Pharmacologic Therapies in Beta Hemoglobinopathies: Fetal Globin Gene Induction in the First Molecular Diseases
Main Article Content
Abstract
Beta hemoglobinopathies and thalassemias are caused by diverse molecular mutations of the βA globin chains and modulated by polymorphisms. These are important disorders in medical history, as they became prevalent globally in regions where P. falciparum malaria was endemic. Heterozygous or carrier states conferred a survival advantage; however, doubly heterozygous or homozygous states cause severe hemolytic anemia and multi-organ complications.
These disorders are somewhat unique in that all humans have alternate genes for fetal globin chains, which are expressed in fetal life but are silenced on a developmental clock in infancy. An established approach to ameliorating conditions of abnormal adult globin genes is to reactivate, or increase expression, of the endogenous fetal globin genes to replace the missing protein chains in beta thalassemias or inhibit polymerization of hemoglobin S and reduce the red cell abnormalities.
This review provides a high-level overview of cell and molecular mechanisms that mediate fetal to adult globin gene switching and pharmacologic therapies that can reactivate fetal globin through different actions. Intermittent or metronomic dosing regimens have overcome challenges of undesirable off-target effects by agents that cause erythroid cell growth arrest.

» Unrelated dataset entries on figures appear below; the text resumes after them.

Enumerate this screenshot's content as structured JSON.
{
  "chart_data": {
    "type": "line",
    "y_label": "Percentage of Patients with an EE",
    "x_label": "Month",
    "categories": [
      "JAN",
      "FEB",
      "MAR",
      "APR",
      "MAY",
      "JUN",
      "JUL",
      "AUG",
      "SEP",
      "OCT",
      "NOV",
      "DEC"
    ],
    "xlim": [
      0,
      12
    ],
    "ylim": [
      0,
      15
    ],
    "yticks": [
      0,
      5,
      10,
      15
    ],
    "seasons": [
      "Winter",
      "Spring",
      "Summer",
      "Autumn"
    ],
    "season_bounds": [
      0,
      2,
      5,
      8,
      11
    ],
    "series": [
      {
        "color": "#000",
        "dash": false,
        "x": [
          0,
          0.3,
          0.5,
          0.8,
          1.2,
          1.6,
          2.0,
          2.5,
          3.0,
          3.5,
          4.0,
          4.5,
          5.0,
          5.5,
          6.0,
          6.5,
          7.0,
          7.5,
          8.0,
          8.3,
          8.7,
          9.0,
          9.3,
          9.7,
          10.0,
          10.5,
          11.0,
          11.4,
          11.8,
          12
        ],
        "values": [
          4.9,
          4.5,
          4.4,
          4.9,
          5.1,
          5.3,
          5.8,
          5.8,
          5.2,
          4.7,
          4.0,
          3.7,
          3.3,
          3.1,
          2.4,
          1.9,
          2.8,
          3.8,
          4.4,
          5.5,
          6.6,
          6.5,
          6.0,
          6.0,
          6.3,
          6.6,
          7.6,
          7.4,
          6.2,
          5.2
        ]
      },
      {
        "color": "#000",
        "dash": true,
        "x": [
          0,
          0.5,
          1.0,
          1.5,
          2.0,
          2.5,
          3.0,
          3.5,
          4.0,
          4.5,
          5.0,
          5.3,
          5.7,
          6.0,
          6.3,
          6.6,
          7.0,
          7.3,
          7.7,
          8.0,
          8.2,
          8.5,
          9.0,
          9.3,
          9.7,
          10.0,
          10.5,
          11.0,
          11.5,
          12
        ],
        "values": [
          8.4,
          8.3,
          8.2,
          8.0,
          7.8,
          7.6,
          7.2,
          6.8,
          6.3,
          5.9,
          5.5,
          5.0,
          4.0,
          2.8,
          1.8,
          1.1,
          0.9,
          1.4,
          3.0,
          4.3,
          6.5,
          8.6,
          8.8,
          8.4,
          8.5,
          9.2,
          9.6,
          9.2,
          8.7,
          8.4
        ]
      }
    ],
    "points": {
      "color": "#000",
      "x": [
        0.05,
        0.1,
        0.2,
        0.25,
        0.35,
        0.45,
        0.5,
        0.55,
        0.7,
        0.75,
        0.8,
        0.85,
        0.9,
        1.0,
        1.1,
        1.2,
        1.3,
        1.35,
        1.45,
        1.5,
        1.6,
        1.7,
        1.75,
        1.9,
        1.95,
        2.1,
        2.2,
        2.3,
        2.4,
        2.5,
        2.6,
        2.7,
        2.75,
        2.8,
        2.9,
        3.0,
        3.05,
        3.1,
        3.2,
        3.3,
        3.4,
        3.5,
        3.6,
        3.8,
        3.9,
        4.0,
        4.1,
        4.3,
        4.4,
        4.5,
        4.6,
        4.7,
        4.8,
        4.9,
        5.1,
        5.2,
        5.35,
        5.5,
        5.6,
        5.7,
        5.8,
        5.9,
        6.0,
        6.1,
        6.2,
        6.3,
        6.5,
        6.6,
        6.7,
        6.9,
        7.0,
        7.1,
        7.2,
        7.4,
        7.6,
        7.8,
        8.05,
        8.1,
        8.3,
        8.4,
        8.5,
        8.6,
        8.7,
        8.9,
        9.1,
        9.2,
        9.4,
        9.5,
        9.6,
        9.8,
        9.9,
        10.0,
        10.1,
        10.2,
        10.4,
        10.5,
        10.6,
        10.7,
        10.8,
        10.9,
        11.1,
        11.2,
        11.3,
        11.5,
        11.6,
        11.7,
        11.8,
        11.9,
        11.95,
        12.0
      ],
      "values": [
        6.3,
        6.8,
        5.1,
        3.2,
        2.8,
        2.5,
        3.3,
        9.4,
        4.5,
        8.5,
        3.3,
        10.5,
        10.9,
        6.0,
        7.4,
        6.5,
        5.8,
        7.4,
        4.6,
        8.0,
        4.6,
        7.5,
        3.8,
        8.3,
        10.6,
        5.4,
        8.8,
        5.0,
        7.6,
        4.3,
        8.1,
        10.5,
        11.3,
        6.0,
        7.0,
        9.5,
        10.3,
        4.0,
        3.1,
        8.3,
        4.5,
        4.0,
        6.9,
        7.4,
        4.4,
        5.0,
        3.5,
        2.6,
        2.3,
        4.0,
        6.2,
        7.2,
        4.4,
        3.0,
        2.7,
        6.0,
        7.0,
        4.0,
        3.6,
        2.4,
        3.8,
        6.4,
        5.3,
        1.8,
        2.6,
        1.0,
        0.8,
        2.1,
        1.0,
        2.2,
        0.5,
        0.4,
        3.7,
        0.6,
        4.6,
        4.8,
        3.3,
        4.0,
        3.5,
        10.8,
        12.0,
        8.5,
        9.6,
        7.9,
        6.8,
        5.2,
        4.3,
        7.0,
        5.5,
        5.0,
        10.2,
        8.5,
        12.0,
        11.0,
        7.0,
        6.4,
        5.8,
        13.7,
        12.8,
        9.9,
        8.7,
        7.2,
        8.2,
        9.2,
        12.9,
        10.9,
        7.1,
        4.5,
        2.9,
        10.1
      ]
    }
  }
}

Multiple pharmacologic candidates reactivate or increase the expression of fetal globin protein and proportions of red blood cells containing HbF (F-cells). Hydroxyurea maintains high levels of HbF if begun in infancy, with some decline in mid-childhood. It elicits lower responses in HbF in adult patients, but still has broad clinical benefit in reducing many complications. However, many adult patients do not tolerate optimal hydroxyurea dosing due to cytopenias. Parenterally administered therapies with differing molecular actions, such as demethylating agents and histone deacetylase inhibitors, have shown proof-of-principle in reactivating HbF. Orally bioavailable candidates with complementary molecular mechanisms are in trials.
Combining fetal globin-inducing agents with other therapies with complementary mechanisms, such as recombinant erythropoietin that promotes the survival of red blood cells and therapeutics that promote erythroid cell metabolism, should have additive effects. These pharmaceutical candidates offer great clinical potential and global feasibility for ameliorating these serious diseases.